Dissertation Oral Presentation

Stylistic Variation in a Preschool Classroom

Speaker
Emily Lake
Date
Tue May 17th 2022, 9:00 - 10:15am
Location
Online (Zoom)

Abstract:

This dissertation explores what preschool children do with style at a time when their social and linguistic worlds begin to expand beyond the home, into the peer group. Grounded in a yearlong ethnography of a preschool classroom, I show how children positioned themselves within the emerging peer order, interacting with the material world—bodies, places, things—to engage in play that gradually moved from fantasy into real life. Drawing on a variety of sociolinguistic methods adapted for this age group, including picture naming games, map tasks and self-recordings, I analyze multiple linguistic features to argue that even young children engage in complex stylistic practice.

I first show that affective vocalizations were used to create meaningful difference between types of play and interaction.

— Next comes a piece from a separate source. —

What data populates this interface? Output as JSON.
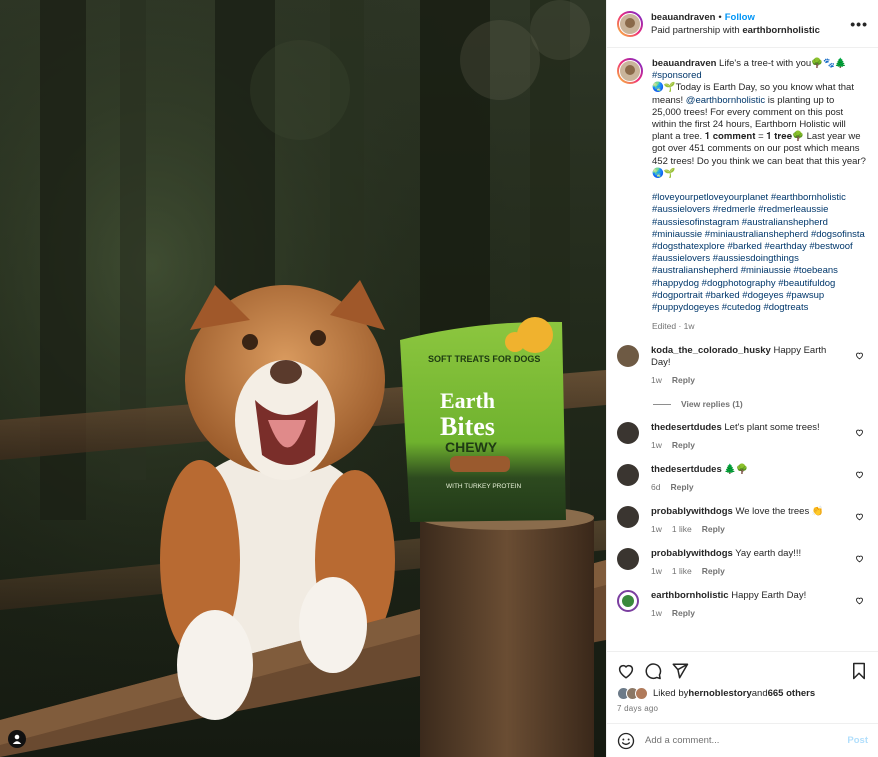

In an analysis of two children’s self-recordings, body work vocalizations co-occurred with play that foregrounded physical movement and internal state vocalizations with play that foregrounded the immediate conversational relationship. Then considering one child’s use of laughter across three interactions, I show how more acoustically extreme types were used to construct a high energy style with her best friend, differing from interactions with two adults. I argue that vocalizations should be considered stylistic resources and that affective performance is central to how children navigate style.

As this child had access to two varieties of English, I then turn to whether segmental variation was also implicated in her stylistic practice. I find that she adopted a more California vocalic pattern only in her best friend style, maintaining a more British system with both an American and a British adult. This suggests that dialectal features can hold stylistic meaning even in early childhood. A final analysis then considers the status of the prenasal split (a feature of California English) more broadly in the classroom. I find that variation within a larger cohort was conditioned not only by age and gender, but also by play practice, with outdoor players and older children producing TRAM further from FLEECE and closer to TRAP; a less extreme split pattern than the classroom average. I explore what this might tell us about the presumed linearity of sociolinguistic development as well as the more basic social meanings underpinning variation at this life stage.

Pulling these findings together, I ultimately propose that sociolinguistic development is an indexical process. As children gain access to new ways of being through play, the affective-indexical field expands and, so, children’s sociolinguistic systems expand also. This raises larger questions about how we conceptualize sociolinguistic acquisition, development, and change.